Monday, 24 August 2020

Oh No It Isn't!


Paul Cornell Oh No It Isn't! (1997)
I realise this is the third Who related thing I've read this month, which is a bit depressing. Having spent much of the last decade wrestling with a to be read pile the size of the Empire State, I've avoided stocking up on too many new books this year, intending instead to read all those I've had for at least a decade which I either never got around to reading, or at least read so long ago that they may as well be new books. Practically speaking, this means that when I come to the end of one thing and suddenly decide I feel like reading something in the general direction of science-fiction, ruling out anything read in the last decade leaves me with either a back issue of some digest magazine or one of four-million Who tie-ins; and yes, it is a bit depressing, because despite the magic of Who being that it can tell any kind of story, it rarely has much to say outside a few very specific kinds of story, with one of the main ones being where reality has gone wonky and we need to spend a couple of hundred pages working out how to get it back to normal - which I state in full knowledge of having done this myself.

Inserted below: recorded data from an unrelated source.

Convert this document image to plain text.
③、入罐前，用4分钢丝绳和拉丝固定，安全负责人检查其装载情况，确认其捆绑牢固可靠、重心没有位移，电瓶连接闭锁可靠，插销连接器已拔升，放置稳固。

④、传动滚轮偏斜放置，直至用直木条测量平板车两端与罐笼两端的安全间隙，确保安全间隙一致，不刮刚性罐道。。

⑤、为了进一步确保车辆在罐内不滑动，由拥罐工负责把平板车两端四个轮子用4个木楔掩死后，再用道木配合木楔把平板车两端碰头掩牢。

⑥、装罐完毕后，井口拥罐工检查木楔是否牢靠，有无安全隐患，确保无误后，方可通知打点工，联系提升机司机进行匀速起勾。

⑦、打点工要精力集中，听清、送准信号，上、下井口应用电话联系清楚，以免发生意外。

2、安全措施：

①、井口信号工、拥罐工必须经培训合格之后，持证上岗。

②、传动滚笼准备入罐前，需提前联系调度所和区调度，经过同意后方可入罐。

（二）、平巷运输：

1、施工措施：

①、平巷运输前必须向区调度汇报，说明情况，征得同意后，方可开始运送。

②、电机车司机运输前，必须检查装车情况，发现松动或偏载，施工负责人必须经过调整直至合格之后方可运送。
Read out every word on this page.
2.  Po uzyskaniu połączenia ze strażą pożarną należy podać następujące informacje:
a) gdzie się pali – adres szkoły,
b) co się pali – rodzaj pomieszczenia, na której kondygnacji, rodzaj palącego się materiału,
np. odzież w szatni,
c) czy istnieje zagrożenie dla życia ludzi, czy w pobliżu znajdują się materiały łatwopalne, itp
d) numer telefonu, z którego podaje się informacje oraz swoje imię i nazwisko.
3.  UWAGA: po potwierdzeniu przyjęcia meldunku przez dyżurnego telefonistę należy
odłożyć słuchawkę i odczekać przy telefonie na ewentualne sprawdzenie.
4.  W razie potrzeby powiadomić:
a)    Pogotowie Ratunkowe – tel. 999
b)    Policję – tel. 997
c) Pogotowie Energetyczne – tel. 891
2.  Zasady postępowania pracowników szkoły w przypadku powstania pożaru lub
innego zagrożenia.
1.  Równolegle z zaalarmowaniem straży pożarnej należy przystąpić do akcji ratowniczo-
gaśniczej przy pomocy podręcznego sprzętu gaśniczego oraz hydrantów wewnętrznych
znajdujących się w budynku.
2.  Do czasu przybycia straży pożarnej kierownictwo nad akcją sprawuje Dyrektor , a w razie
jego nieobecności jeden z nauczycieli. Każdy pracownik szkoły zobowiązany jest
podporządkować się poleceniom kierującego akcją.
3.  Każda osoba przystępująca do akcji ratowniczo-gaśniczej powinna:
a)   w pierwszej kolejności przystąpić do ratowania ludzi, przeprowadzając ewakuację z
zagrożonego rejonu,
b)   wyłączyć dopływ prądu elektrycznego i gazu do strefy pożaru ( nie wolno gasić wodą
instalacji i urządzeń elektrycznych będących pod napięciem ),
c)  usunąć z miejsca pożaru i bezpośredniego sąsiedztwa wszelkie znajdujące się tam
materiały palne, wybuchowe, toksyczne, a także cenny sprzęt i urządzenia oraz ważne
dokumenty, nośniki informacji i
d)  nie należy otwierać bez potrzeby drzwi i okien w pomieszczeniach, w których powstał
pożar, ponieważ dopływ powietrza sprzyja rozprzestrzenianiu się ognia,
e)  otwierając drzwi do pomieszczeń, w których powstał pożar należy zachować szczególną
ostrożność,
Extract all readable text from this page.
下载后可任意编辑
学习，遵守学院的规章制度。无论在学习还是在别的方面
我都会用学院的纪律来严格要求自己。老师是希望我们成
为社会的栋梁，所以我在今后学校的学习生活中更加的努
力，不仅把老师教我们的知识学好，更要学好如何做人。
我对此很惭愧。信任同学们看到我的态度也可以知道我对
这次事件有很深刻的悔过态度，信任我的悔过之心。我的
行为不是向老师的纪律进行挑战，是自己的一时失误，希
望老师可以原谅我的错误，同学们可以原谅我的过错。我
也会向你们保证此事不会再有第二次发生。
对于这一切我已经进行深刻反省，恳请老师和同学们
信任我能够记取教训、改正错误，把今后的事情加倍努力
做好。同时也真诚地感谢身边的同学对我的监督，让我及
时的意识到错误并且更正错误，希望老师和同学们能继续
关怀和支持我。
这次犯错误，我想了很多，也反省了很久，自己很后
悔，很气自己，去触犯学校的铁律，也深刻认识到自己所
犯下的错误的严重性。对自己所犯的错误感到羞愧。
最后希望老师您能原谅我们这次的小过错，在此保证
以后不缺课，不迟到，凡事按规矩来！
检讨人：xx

Anyway, so as to save the usual preamble, let's just assume this is Doc Savage or some other piece of serial fiction. It's Who, but one of the Virgin Who novels after the point at which the BBC reclaimed all of their copyrighted material, the stuff they decided might still yield a few shekels if they could just squeeze hard enough; so it's Who without Who, if you will, sort of like:



Bernice Summerfield is Emma Thompson as an archaeologist who has adventures in outer space, but generally more entertaining than that may sound depending on who was writing. At worst, her books tended towards generic Douglas Adams impersonations based on the sort of boffo larks we all had at uni, unfortunately predicated on the notion that the word bonking was still funny; but occasionally someone got it right with a whole greater than the sum of its parts. Paul Cornell always seemed like one of those authors with more to offer than just further Who, which I guess you could say has turned out to be the case. Here he does that thing where reality has gone wonky and we need to spend a couple of hundred pages working out how to get it back to normal, but it works because the premise is so deeply fucking ludicrous as to defy expectation, namely that reality has come to resemble pantomime. Professor Summerfield is granted access to an archaeological dig upon an alien planet just as a species called the Grel show up in argumentative spirit and suddenly we're in a world of glass slippers, princesses, and shoddy scenery.

'We have not escaped from a show!' exclaimed Moody. 'we work in our mine, and sell the rubies and diamonds that we find there in the village market.'

Bernice frowned. 'Is there much of a market for precious stones in a small agrarian community?'

The dwarves all looked at her blankly.

Truthfully, it all gets a bit knotted up at the end with far too many characters chasing around for reasons I couldn't quite follow, but it doesn't really matter. This sort of thing could have fallen flat on its arse, but is otherwise actually as great as one might hope, and genuinely funny without digging the reader in the ribs and smirking the whole fucking time. In this respect it reads a little like Terry Pratchett with the post-modernism turned up a notch or two, notably while self-consciously posing for the cover art.

She put her hands on her hips and inspected the room, a rueful expression on her face.

Wolsey looked around the cave to his right, leaning his weight on his right front paw, holding the gun in his other hand.

They stood like that for a moment.

Somehow, there also seems to be a point to all of this beyond the basic requirement of scrapes and chuckles, namely that this sort of thing is essentially absurd at the best of times even without the pantomime, so why the fuck not?

One might easily view Oh No It Isn't! as heir to Simak's Out of Their Minds or even Philip K. Dick's Eye in the Sky, at least more so than to The Underwater Menace or even Cornell's Love and War. As with the best of the line, it counts as a respectable effort in its own right.